Yedinci İşaret: Güzel şeylere ve bahara meşru muhabbetin, yani “Ne kadar güzel yapılmış.” nazarıyla, o âsârın arkasındaki ef’alin güzelliğini ve intizamını ve intizam-ı ef’al arkasındaki güzel esmanın cilvelerini ve o güzel esmanın arkasında sıfâtın tecelliyatını ve hâkeza sevmekliğin neticesi ise: Dâr-ı bekada o güzel gördüğü masnuattan bin defa daha güzel bir tarzda esmanın cilvesini ve esma içindeki cemal ve sıfâtını, cennette görmektir. Hattâ İmam-ı Rabbanî radıyallahu anh demiş ki: “Letaif-i cennet, cilve-i esmanın temessülatıdır.”

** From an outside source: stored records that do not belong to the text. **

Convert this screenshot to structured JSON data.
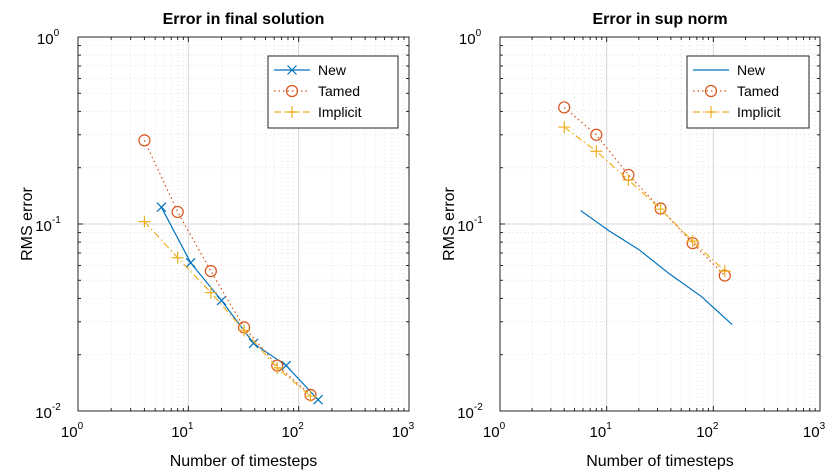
{
  "chart_data": [
    {
      "type": "line",
      "title": "Error in final solution",
      "xlabel": "Number of timesteps",
      "ylabel": "RMS error",
      "xscale": "log",
      "yscale": "log",
      "xlim": [
        1,
        1000
      ],
      "ylim": [
        0.01,
        1
      ],
      "grid": true,
      "legend_position": "top-right",
      "x_ticks": [
        {
          "base": "10",
          "exp": "0"
        },
        {
          "base": "10",
          "exp": "1"
        },
        {
          "base": "10",
          "exp": "2"
        },
        {
          "base": "10",
          "exp": "3"
        }
      ],
      "y_ticks": [
        {
          "base": "10",
          "exp": "-2"
        },
        {
          "base": "10",
          "exp": "-1"
        },
        {
          "base": "10",
          "exp": "0"
        }
      ],
      "series": [
        {
          "name": "New",
          "color": "#0072BD",
          "marker": "x",
          "line": "solid",
          "x": [
            5.7,
            10.5,
            20,
            39,
            77,
            150
          ],
          "y": [
            0.123,
            0.062,
            0.039,
            0.023,
            0.0175,
            0.0115
          ]
        },
        {
          "name": "Tamed",
          "color": "#D95319",
          "marker": "o",
          "line": "dotted",
          "x": [
            4,
            8,
            16,
            32,
            64,
            128
          ],
          "y": [
            0.28,
            0.116,
            0.056,
            0.028,
            0.0175,
            0.0122
          ]
        },
        {
          "name": "Implicit",
          "color": "#EDB120",
          "marker": "+",
          "line": "dashdot",
          "x": [
            4,
            8,
            16,
            32,
            64,
            128
          ],
          "y": [
            0.103,
            0.066,
            0.043,
            0.027,
            0.017,
            0.012
          ]
        }
      ]
    },
    {
      "type": "line",
      "title": "Error in sup norm",
      "xlabel": "Number of timesteps",
      "ylabel": "RMS error",
      "xscale": "log",
      "yscale": "log",
      "xlim": [
        1,
        1000
      ],
      "ylim": [
        0.01,
        1
      ],
      "grid": true,
      "legend_position": "top-right",
      "x_ticks": [
        {
          "base": "10",
          "exp": "0"
        },
        {
          "base": "10",
          "exp": "1"
        },
        {
          "base": "10",
          "exp": "2"
        },
        {
          "base": "10",
          "exp": "3"
        }
      ],
      "y_ticks": [
        {
          "base": "10",
          "exp": "-2"
        },
        {
          "base": "10",
          "exp": "-1"
        },
        {
          "base": "10",
          "exp": "0"
        }
      ],
      "series": [
        {
          "name": "New",
          "color": "#0072BD",
          "marker": "none",
          "line": "solid",
          "x": [
            5.7,
            10.5,
            20,
            39,
            77,
            150
          ],
          "y": [
            0.118,
            0.092,
            0.073,
            0.054,
            0.041,
            0.029
          ]
        },
        {
          "name": "Tamed",
          "color": "#D95319",
          "marker": "o",
          "line": "dotted",
          "x": [
            4,
            8,
            16,
            32,
            64,
            128
          ],
          "y": [
            0.42,
            0.3,
            0.183,
            0.121,
            0.079,
            0.053
          ]
        },
        {
          "name": "Implicit",
          "color": "#EDB120",
          "marker": "+",
          "line": "dashdot",
          "x": [
            4,
            8,
            16,
            32,
            64,
            128
          ],
          "y": [
            0.33,
            0.245,
            0.172,
            0.12,
            0.081,
            0.056
          ]
        }
      ]
    }
  ]
}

Sekizinci İşaret: Dünyada, dünyanın âhiret mezraası ve esma-i İlahiye âyinesi olan iki güzel yüzüne karşı mütefekkirane muhabbetin uhrevî neticesi: Dünya kadar fakat fâni dünya gibi fâni değil, bâki bir cennet verilecektir. Hem dünyada yalnız zayıf gölgeleri gösterilen esma, o cennetin âyinelerinde en şaşaalı bir surette gösterilecektir.
Hem dünyayı, mezraa-i âhiret yüzünde sevmenin neticesi: Dünyayı fidanlık, yani ancak fidanları bir derece yetiştiren küçük bir mezraası hükmünde olacak öyle bir cenneti verecek ki dünyada havas ve hissiyat-ı insaniye, küçük fidanlar olduğu halde, cennette en mükemmel bir surette inkişaf ve dünyada tohumcuklar hükmünde olan istidatları, enva-ı lezaiz ve kemalât ile sümbüllenecek surette ona verileceği, rahmetin ve hikmetin muktezası olduğu gibi, hadîsin nususuyla ve Kur’an’ın işaratıyla sabittir.
Hem madem dünyanın her hatanın başı olan mezmum muhabbeti değil belki esmaya ve âhirete bakan iki yüzünü, esma ve âhiret için sevmiş ve ibadet-i fikriye ile o yüzleri mamur etmiş, güya bütün dünyasıyla ibadet etmiş.
Elbette dünya kadar bir mükâfat alması, mukteza-yı rahmet ve hikmettir.
Hem madem âhiretin muhabbetiyle onun mezraasını sevmiş ve Cenab-ı Hakk’ın muhabbetiyle âyine-i esmasını sevmiş. Elbette dünya gibi bir mahbub ister. O da dünya kadar bir cennettir.
Sual: O kadar büyük ve hâlî bir cennet neye yarar?
Elcevap: Nasıl ki eğer mümkün olsa idi hayal süratiyle zeminin aktarını ve yıldızların ekserini gezsen “Bütün âlem benimdir.” diyebilirsin. Melâike ve insan ve hayvanların iştirakleri, senin o hükmünü bozmaz. Öyle de o cennet dahi dolu olsa “O cennet benimdir.” diyebilirsin. Hadîste bazı ehl-i cennete verilen beş yüz senelik bir cennet sırrı, Yirmi Sekizinci Söz’de ve İhlas Lem’ası’nda beyan edilmiştir.